You might think that after almost 40 years of constant business travel I would relish staying close to my home in calm, uneventful Rioja.
In spite of putting up with driving long distances to catch flights, delays, cancellations, lost luggage, unfamiliar beds, strange food, going to bed and getting up at ungodly hours, and coups d’état in South America (no kidding!) I actually enjoyed getting out of Logroño to travel around the world.
So when Gerry Dawes, long time buddy from both the wine business and Pamplona asked me to join him and Basilio Izquierdo, a Rioja winemaker who was responsible for the wines from CVNE for many years, for a quick trip to Galicia to taste wines, I jumped. I needed to get out of Dodge for a few days.
I left three days after Gerry and Basilio because of a lecture I had to give at the local university, so I had all afternoon and evening on the road to myself to listen to the news, music and just think from the relative safety of a four-lane highway all the way from Logroño to Pontevedra.
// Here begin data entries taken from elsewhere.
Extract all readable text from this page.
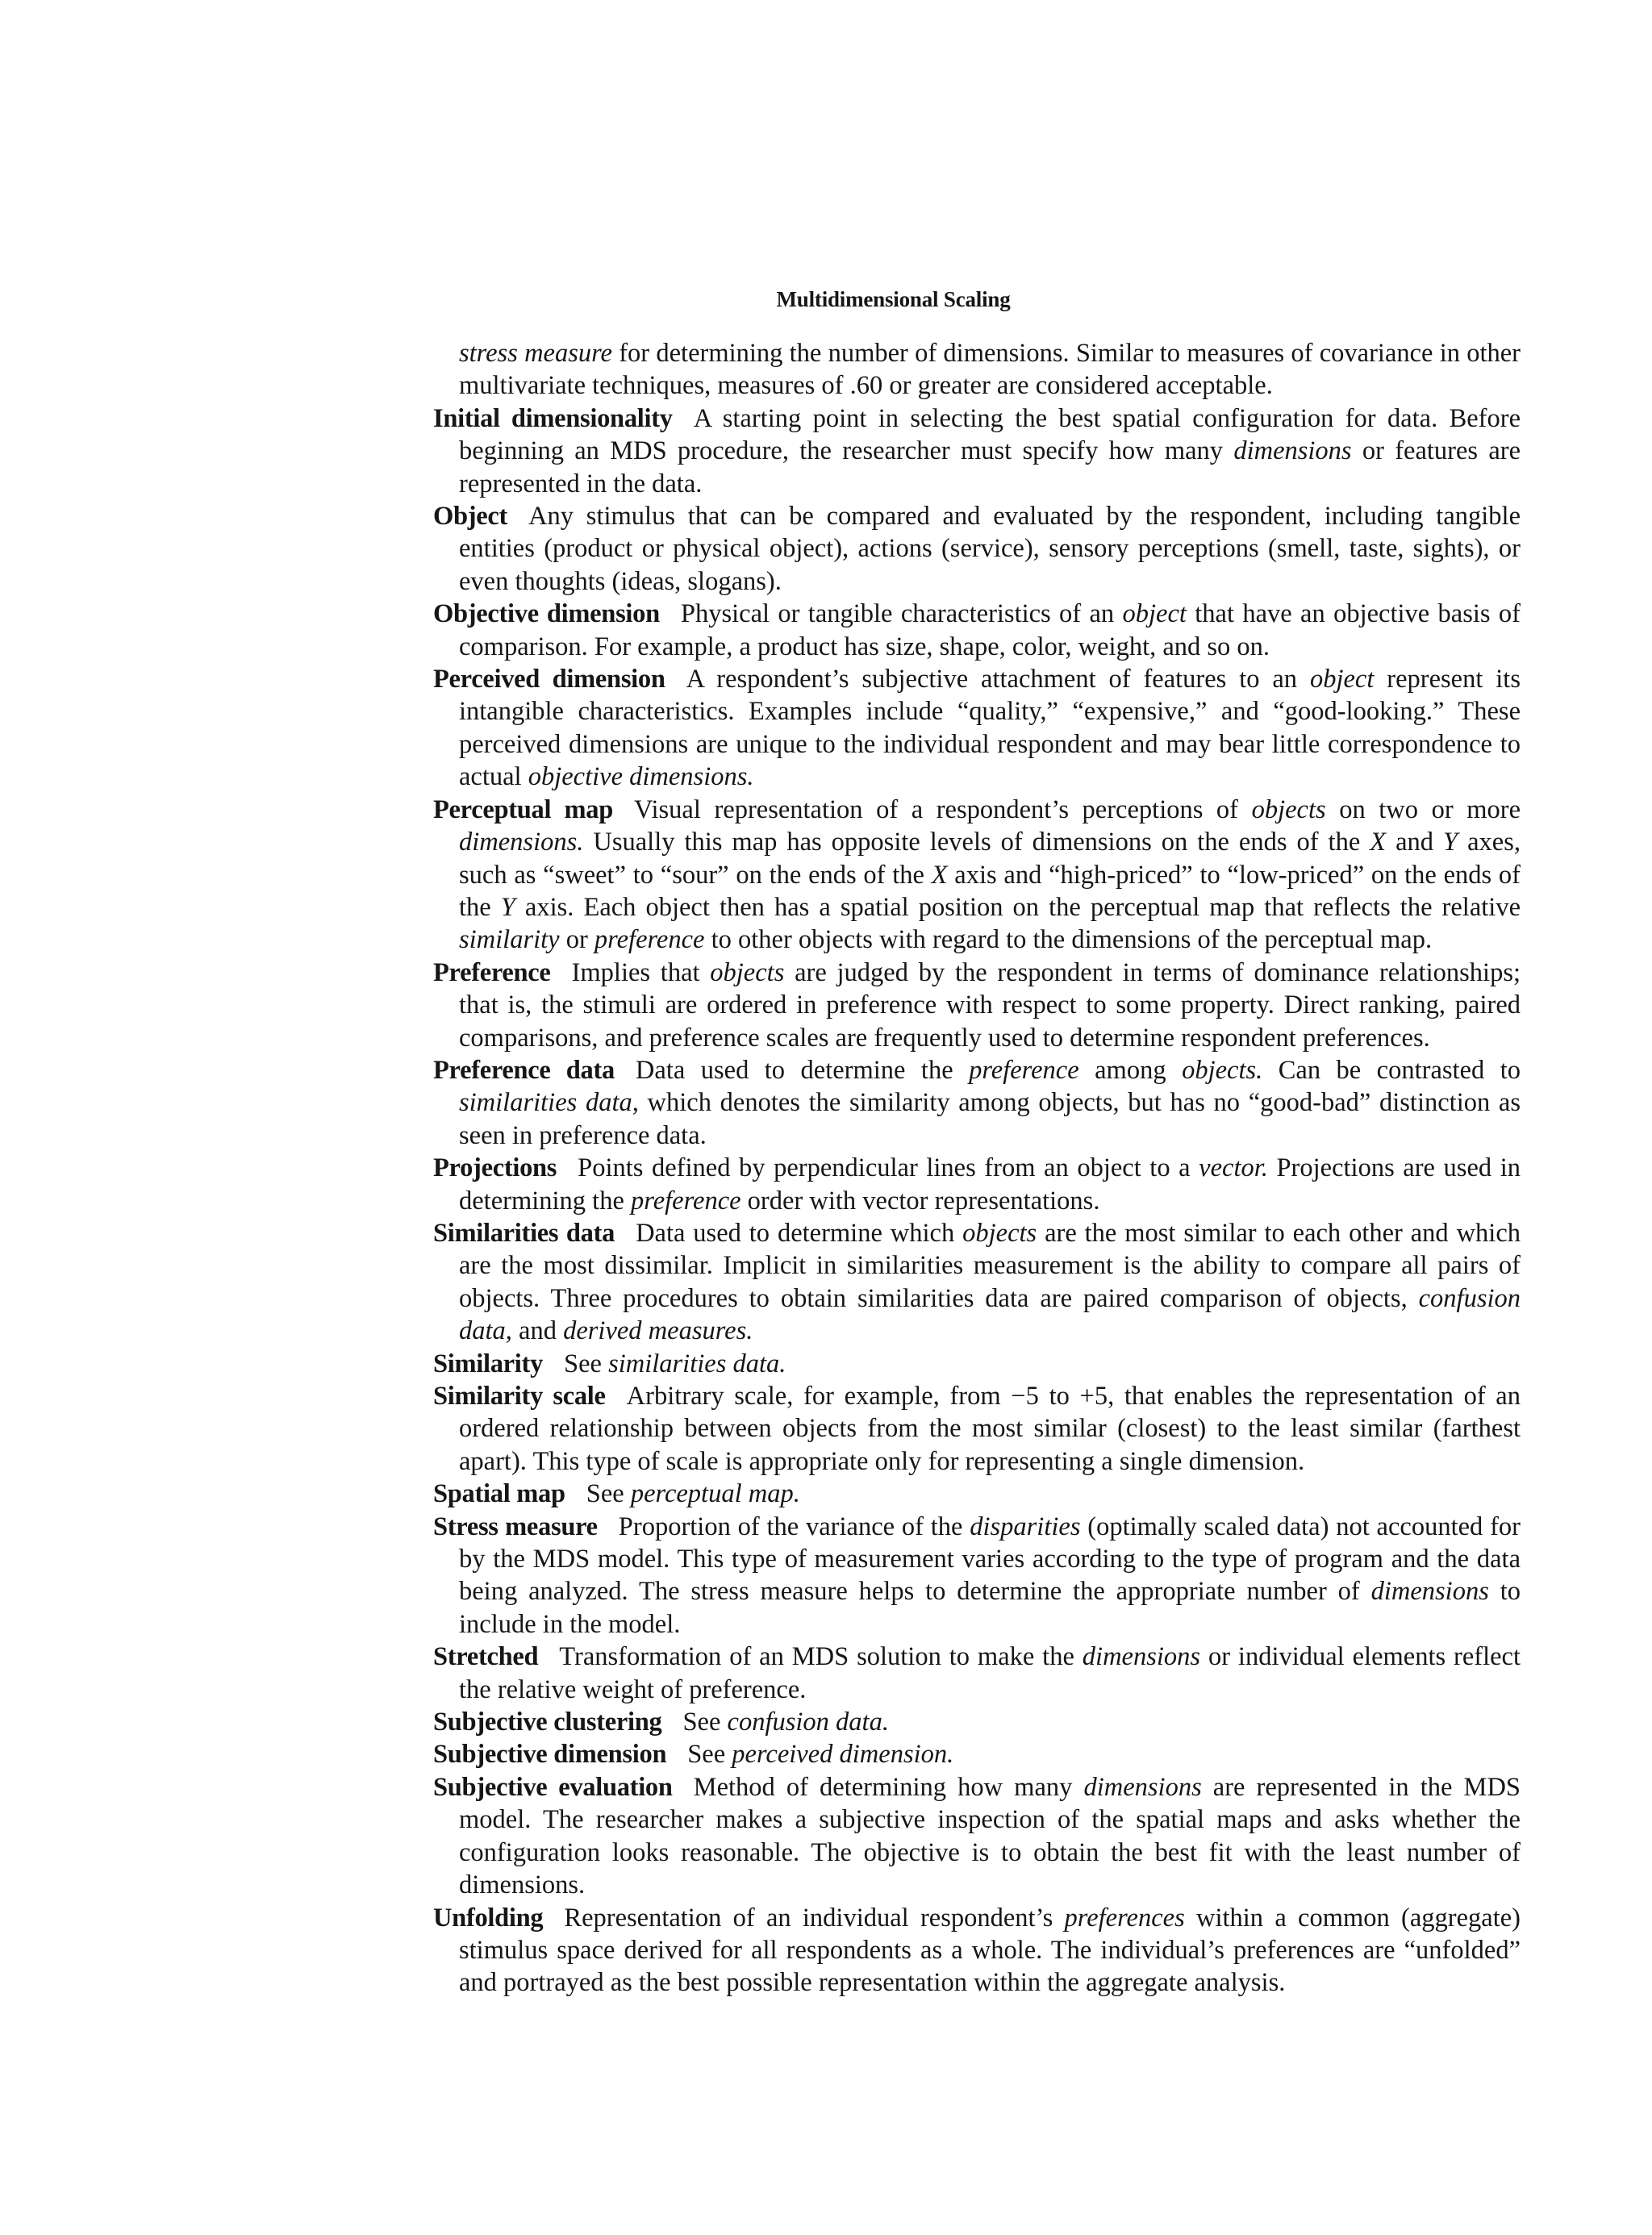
Multidimensional Scaling

stress measure for determining the number of dimensions. Similar to measures of covariance in other multivariate techniques, measures of .60 or greater are considered acceptable.

Initial dimensionality A starting point in selecting the best spatial configuration for data. Before beginning an MDS procedure, the researcher must specify how many dimensions or features are represented in the data.

Object Any stimulus that can be compared and evaluated by the respondent, including tangible entities (product or physical object), actions (service), sensory perceptions (smell, taste, sights), or even thoughts (ideas, slogans).

Objective dimension Physical or tangible characteristics of an object that have an objective basis of comparison. For example, a product has size, shape, color, weight, and so on.

Perceived dimension A respondent’s subjective attachment of features to an object represent its intangible characteristics. Examples include “quality,” “expensive,” and “good-looking.” These perceived dimensions are unique to the individual respondent and may bear little correspondence to actual objective dimensions.

Perceptual map Visual representation of a respondent’s perceptions of objects on two or more dimensions. Usually this map has opposite levels of dimensions on the ends of the X and Y axes, such as “sweet” to “sour” on the ends of the X axis and “high-priced” to “low-priced” on the ends of the Y axis. Each object then has a spatial position on the perceptual map that reflects the relative similarity or preference to other objects with regard to the dimensions of the perceptual map.

Preference Implies that objects are judged by the respondent in terms of dominance relationships; that is, the stimuli are ordered in preference with respect to some property. Direct ranking, paired comparisons, and preference scales are frequently used to determine respondent preferences.

Preference data Data used to determine the preference among objects. Can be contrasted to similarities data, which denotes the similarity among objects, but has no “good-bad” distinction as seen in preference data.

Projections Points defined by perpendicular lines from an object to a vector. Projections are used in determining the preference order with vector representations.

Similarities data Data used to determine which objects are the most similar to each other and which are the most dissimilar. Implicit in similarities measurement is the ability to compare all pairs of objects. Three procedures to obtain similarities data are paired comparison of objects, confusion data, and derived measures.

Similarity See similarities data.

Similarity scale Arbitrary scale, for example, from −5 to +5, that enables the representation of an ordered relationship between objects from the most similar (closest) to the least similar (farthest apart). This type of scale is appropriate only for representing a single dimension.

Spatial map See perceptual map.

Stress measure Proportion of the variance of the disparities (optimally scaled data) not accounted for by the MDS model. This type of measurement varies according to the type of program and the data being analyzed. The stress measure helps to determine the appropriate number of dimensions to include in the model.

Stretched Transformation of an MDS solution to make the dimensions or individual elements reflect the relative weight of preference.

Subjective clustering See confusion data.

Subjective dimension See perceived dimension.

Subjective evaluation Method of determining how many dimensions are represented in the MDS model. The researcher makes a subjective inspection of the spatial maps and asks whether the configuration looks reasonable. The objective is to obtain the best fit with the least number of dimensions.

Unfolding Representation of an individual respondent’s preferences within a common (aggregate) stimulus space derived for all respondents as a whole. The individual’s preferences are “unfolded” and portrayed as the best possible representation within the aggregate analysis.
Not a single stop light for 750 clicks.
This in itself is a huge improvement over roads in Spain when I arrived in 1971, when going to Galicia, or for that matter, anywhere else in Spain, was an all-day trip on narrow two-lane roads and over snow-covered mountain passes choked with trucks and buses, making passing next to impossible.
To make a long story short, I arrived at the first winery, Gerardo Méndez, in Meaño in Rías Baixas at 8 PM. After tasting three wines, Do Ferreiro 2008, 2009 and Cepas Vellas 2007 at the winery, and Do Ferreiro 2006 with seafood at dinner I learned that these amazingly elegant, complex wines age beautifully, something that white wine drinkers would be wise to remember.
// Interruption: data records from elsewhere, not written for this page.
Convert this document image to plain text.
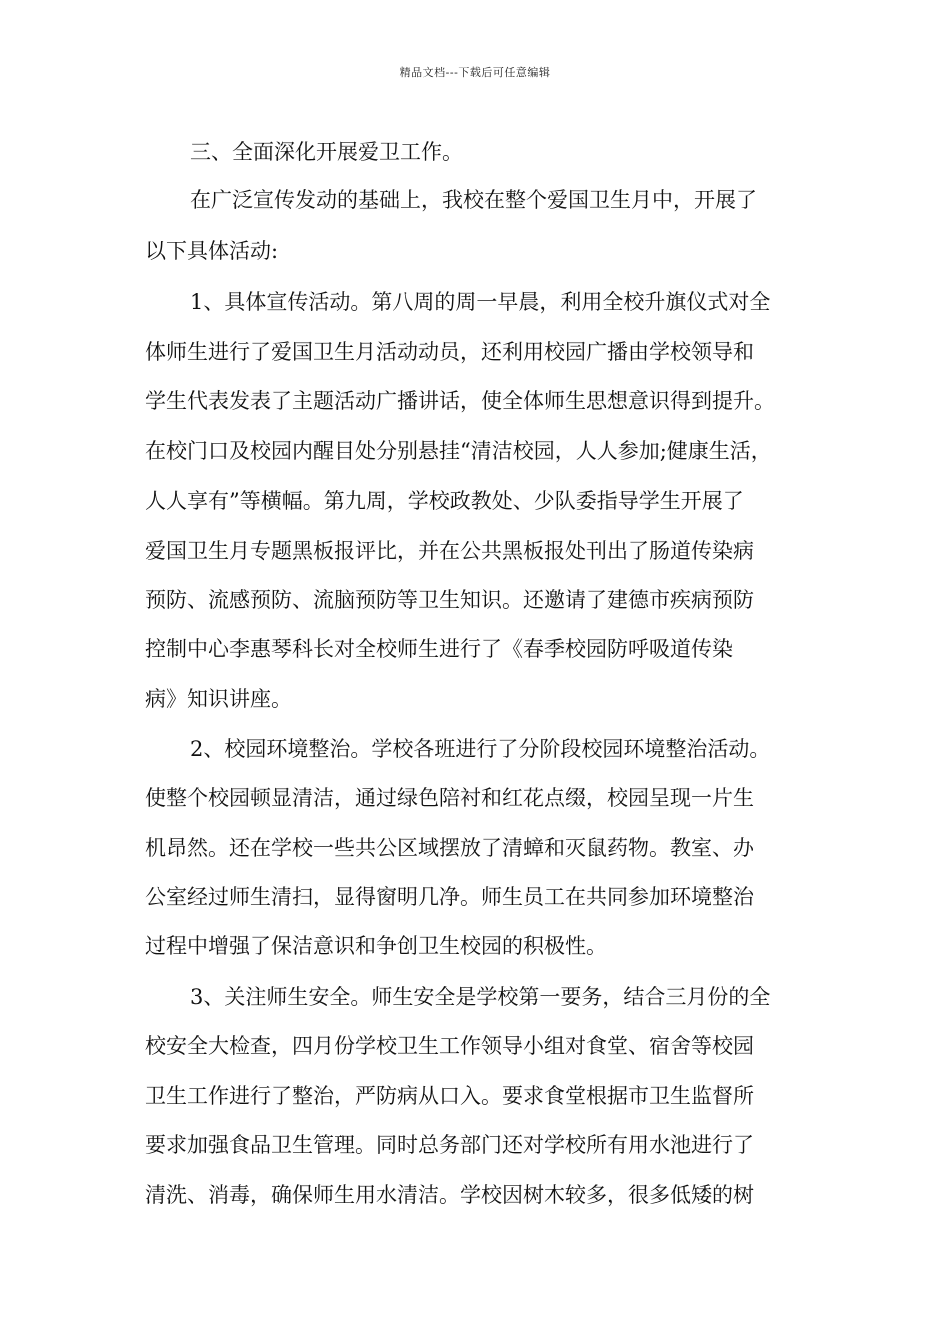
精品文档---下载后可任意编辑
三、全面深化开展爱卫工作。
在广泛宣传发动的基础上，我校在整个爱国卫生月中，开展了
以下具体活动:
1、具体宣传活动。第八周的周一早晨，利用全校升旗仪式对全
体师生进行了爱国卫生月活动动员，还利用校园广播由学校领导和
学生代表发表了主题活动广播讲话，使全体师生思想意识得到提升。
在校门口及校园内醒目处分别悬挂“清洁校园，人人参加;健康生活，
人人享有”等横幅。第九周，学校政教处、少队委指导学生开展了
爱国卫生月专题黑板报评比，并在公共黑板报处刊出了肠道传染病
预防、流感预防、流脑预防等卫生知识。还邀请了建德市疾病预防
控制中心李惠琴科长对全校师生进行了《春季校园防呼吸道传染
病》知识讲座。
2、校园环境整治。学校各班进行了分阶段校园环境整治活动。
使整个校园顿显清洁，通过绿色陪衬和红花点缀，校园呈现一片生
机昂然。还在学校一些共公区域摆放了清蟑和灭鼠药物。教室、办
公室经过师生清扫，显得窗明几净。师生员工在共同参加环境整治
过程中增强了保洁意识和争创卫生校园的积极性。
3、关注师生安全。师生安全是学校第一要务，结合三月份的全
校安全大检查，四月份学校卫生工作领导小组对食堂、宿舍等校园
卫生工作进行了整治，严防病从口入。要求食堂根据市卫生监督所
要求加强食品卫生管理。同时总务部门还对学校所有用水池进行了
清洗、消毒，确保师生用水清洁。学校因树木较多，很多低矮的树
This message was reinforced the next morning at Palacio de Fefiñanes in Cambados where we tasted a tank sample of 2009, two 2008s, two 2006s including a wine aged for 30 months in a stainless steel tank before bottling, a 2005 aged the same way, a 2003 and a 1999. These wines totally blew me away, especially the older vintages with their aromas of honey, peach and apricots and their long, elegant, unctuous finish.
Late in the morning we drove to Ribadavia, near Orense, to taste wines from Ribeiro. Our first stop was at Adega Manuel Formigo in Beade, a colleteiro (‘cosechero’ in Galician). Manuel prepared a tasting of base wines as well as the finished blends.
While approaching Ribeiro, my mind went back 35 years to the seafood restaurants in Madrid, where cheap, extremely acidic red and white wines from this region were served in small white bowls. They were totally forgettable.
It was evident that I had some catching up to do.
Ribeiro whites today are usually blends of treixadura grapes, with some godello, albariño, loureiro, torrontés, albilla and even palomino. However, treixadura and godello seemed to dominate in the wineries we visited.
These two varieties complement each other very well. Treixadura is very aromatic, reminding me of licorice, citrus fruit and pineapple, with an undistinguished palate but zingy acidity. On the other hand, godello isn’t as aromatic but adds depth and length in the mouth.
Our next stop was to Adega Emilio Rojo, a 15 minute drive up a mountain. Gerry told me that Emilio was considered the ‘bad boy’ of Ribeiro, and his sense of humor and impish grin seemed to back this up, but the two tank samples of 2009 we tasted were anything but bad. In spite of not being ready for bottling, both wines showed a herbal, floral nose, vibrant acidity and elegance.
That night we slept in a country inn that was also a winery, Casal de Arman, outside Ribadavia. We asked the owner to let us taste his wines in tank and they, too, were excellent.
I’m glad I took the time to visit Rías Baixas and Ribeiro. I was already pretty familiar with Rías, but Ribeiro was a pleasant surprise. Rías Baixas wines are widely available but Ribeiro takes a little more time to find. Ask your local wine shop if any are available. You won’t regret it!